How do you customize exception format with FOSRestBundle and Symfony 2?

Slava Fomin II picture Slava Fomin II · Jun 11, 2015 · Viewed 10.6k times · Source

I'm using FOSRestBundle with Symfony 2 to implement a REST API in JSON format.

I want all API exceptions to be returned in a specific JSON format like this:

{
    "success": false,
    "exception": {
        "exceptionClass": "SomeNastyException",
        "message": "A nasty exception occurred"
    }
}

How do I do this?

I've tried to fiddle with ExceptionController, but it's logic seems too complicated to be easily overloaded.

Answer

Artem  Zhuravlev picture Artem Zhuravlev · Jun 11, 2015

Note: This works only for FOSResBundle < 2.0. For FOSResBundle >= 2.0 please use Exception Normalizers, see examples.
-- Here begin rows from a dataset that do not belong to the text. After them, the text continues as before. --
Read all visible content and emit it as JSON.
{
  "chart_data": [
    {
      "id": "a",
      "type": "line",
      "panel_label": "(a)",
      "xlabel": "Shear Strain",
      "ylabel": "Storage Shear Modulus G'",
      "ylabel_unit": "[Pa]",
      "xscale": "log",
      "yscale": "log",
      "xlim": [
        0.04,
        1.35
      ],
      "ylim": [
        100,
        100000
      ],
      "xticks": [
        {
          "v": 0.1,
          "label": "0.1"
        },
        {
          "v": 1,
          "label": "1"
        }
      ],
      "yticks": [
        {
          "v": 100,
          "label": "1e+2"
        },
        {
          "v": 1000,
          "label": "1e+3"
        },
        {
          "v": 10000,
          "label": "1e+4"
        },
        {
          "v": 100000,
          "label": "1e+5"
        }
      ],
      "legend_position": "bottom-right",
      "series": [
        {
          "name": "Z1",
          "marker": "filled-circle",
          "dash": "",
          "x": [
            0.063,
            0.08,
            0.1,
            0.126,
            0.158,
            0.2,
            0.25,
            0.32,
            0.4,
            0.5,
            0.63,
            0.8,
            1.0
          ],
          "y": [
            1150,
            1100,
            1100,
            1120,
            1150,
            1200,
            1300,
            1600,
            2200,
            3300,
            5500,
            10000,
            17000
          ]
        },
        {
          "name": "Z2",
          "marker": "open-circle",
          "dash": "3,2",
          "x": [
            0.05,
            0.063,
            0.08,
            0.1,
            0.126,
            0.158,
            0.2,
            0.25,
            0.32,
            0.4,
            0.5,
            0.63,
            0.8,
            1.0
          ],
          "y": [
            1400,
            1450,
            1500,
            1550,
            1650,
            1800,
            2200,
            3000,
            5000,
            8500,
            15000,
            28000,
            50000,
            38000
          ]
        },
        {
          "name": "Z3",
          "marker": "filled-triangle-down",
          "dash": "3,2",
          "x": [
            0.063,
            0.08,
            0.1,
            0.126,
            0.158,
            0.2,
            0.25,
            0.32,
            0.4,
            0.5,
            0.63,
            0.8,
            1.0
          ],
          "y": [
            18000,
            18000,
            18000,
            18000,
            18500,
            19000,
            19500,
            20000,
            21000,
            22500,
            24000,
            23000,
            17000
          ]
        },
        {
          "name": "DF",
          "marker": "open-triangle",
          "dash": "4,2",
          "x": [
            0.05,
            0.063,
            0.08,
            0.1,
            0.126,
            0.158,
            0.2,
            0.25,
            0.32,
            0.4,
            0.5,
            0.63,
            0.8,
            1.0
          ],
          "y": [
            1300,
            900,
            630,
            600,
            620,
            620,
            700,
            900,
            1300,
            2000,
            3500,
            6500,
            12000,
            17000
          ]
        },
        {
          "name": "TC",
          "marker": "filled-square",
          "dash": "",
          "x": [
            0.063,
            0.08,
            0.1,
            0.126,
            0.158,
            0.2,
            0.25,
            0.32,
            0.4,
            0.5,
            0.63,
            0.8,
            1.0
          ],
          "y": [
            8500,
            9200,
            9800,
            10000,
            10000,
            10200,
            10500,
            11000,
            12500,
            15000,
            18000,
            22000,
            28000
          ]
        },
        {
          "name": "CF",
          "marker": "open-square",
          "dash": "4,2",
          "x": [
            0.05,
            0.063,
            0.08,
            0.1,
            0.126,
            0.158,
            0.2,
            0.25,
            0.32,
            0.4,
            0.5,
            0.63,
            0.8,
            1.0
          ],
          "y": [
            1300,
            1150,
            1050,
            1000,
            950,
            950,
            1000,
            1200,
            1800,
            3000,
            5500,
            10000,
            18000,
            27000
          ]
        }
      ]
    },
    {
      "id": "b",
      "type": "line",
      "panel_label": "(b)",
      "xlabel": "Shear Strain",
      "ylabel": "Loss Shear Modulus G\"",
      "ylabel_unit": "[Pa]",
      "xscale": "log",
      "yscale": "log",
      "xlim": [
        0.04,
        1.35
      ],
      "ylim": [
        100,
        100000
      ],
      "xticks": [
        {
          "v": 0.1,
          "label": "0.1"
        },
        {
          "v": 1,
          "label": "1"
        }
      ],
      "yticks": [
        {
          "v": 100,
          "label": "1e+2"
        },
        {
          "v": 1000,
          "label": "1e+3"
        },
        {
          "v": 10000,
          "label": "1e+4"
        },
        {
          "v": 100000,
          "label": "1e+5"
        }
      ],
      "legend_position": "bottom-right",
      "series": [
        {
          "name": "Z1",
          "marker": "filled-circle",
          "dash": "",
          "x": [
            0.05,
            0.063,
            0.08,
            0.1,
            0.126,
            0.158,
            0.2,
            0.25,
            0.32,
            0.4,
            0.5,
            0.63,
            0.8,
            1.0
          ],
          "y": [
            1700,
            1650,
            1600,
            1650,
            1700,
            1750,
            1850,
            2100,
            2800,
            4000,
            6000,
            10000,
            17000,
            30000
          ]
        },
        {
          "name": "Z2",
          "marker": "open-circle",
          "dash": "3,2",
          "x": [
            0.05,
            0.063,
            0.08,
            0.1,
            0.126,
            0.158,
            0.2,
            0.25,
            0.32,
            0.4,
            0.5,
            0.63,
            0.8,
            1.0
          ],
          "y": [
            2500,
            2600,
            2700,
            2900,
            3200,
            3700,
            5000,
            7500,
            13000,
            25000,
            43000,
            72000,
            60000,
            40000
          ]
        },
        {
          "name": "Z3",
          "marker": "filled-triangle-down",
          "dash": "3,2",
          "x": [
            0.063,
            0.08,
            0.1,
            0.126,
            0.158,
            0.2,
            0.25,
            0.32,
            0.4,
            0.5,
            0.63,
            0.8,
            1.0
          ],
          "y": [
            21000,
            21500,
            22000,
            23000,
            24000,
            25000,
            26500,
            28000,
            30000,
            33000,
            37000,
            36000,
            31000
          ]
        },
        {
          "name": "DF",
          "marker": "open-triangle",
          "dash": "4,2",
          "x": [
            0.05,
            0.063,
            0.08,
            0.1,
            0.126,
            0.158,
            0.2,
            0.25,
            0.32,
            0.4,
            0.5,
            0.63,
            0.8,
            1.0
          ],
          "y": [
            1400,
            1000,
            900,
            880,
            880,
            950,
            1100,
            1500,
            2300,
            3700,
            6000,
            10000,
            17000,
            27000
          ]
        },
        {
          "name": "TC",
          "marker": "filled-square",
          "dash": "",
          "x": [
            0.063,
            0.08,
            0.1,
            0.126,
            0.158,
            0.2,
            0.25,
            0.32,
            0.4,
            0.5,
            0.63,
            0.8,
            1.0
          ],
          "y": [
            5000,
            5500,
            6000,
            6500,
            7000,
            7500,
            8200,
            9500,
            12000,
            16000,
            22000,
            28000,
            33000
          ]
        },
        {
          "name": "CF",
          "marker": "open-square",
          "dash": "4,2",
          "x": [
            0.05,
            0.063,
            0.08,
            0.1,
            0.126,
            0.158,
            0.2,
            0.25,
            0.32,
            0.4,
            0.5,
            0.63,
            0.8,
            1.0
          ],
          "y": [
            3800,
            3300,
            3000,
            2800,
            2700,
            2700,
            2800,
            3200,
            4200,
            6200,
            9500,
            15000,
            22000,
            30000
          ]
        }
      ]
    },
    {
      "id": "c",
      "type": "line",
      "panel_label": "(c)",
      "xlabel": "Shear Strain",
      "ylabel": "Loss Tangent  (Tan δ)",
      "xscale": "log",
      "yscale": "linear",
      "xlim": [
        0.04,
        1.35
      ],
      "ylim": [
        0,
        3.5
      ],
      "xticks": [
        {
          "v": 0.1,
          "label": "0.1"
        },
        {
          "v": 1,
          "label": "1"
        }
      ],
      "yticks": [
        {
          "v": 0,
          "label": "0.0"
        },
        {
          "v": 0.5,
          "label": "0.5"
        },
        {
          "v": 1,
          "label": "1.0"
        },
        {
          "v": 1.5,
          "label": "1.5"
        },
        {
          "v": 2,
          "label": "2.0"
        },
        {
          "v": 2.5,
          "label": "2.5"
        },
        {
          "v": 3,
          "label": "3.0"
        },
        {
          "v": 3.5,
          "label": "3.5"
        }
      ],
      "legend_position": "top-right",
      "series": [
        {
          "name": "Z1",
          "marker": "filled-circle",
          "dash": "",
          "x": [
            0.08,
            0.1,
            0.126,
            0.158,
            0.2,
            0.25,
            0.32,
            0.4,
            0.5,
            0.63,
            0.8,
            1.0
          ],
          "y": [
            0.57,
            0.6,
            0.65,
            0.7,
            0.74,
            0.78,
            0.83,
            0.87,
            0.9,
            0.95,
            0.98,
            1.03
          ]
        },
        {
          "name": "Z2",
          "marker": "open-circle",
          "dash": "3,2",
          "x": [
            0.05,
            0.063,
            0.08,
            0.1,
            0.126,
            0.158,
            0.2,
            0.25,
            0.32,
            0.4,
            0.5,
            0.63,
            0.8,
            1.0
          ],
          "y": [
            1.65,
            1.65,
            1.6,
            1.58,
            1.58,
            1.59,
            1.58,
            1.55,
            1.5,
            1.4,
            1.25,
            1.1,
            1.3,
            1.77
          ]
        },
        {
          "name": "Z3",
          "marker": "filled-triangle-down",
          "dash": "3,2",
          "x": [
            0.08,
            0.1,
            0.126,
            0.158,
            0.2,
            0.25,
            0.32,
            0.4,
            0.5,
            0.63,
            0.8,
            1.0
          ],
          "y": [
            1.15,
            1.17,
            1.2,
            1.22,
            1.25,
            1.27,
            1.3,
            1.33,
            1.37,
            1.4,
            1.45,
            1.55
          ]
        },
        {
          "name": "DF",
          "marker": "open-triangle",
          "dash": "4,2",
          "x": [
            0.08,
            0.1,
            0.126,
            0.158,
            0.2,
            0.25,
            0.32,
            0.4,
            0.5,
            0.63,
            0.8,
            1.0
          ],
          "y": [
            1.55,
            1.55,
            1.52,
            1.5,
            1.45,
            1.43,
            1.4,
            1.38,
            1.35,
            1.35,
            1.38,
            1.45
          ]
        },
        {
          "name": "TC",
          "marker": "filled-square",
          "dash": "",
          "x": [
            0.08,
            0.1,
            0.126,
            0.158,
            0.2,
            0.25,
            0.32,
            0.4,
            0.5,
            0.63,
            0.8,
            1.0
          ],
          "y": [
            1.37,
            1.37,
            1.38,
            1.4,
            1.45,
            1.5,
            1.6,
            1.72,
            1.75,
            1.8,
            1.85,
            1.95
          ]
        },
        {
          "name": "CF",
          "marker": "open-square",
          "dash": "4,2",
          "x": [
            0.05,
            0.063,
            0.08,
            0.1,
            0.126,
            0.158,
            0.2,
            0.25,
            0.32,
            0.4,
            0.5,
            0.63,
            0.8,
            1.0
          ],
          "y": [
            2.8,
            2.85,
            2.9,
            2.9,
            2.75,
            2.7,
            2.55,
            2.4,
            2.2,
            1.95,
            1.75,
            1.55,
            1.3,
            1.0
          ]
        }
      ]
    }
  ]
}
You can write custom exception wrapper handler like in docs. In your case:

<?php
//AppBundle\Handler\MyExceptionWrapperHandler.php
namespace AppBundle\Handler;

use FOS\RestBundle\Util\ExceptionWrapper;
use FOS\RestBundle\View\ExceptionWrapperHandlerInterface;

class MyExceptionWrapperHandler implements ExceptionWrapperHandlerInterface {

    public function wrap($data)
    {
        /** @var \Symfony\Component\Debug\Exception\FlattenException $exception */
        $exception = $data['exception'];

        $newException = array(
            'success' => false,
            'exception' => array(
                'exceptionClass' => $exception->getClass(),
                'message' => $data['status_text']
            )
        );

        return $newException;
    }
}

app/config/config.yml

fos_rest:
    routing_loader:
        default_format: json

    view:
        view_response_listener: force
        exception_wrapper_handler: AppBundle\Handler\MyExceptionWrapperHandler

    exception:
          enabled: true

Response example:

{"success":false,"exception":{"exceptionClass":"Symfony\\Component\\HttpKernel\\Exception\\NotFoundHttpException","message":"Not Found"}}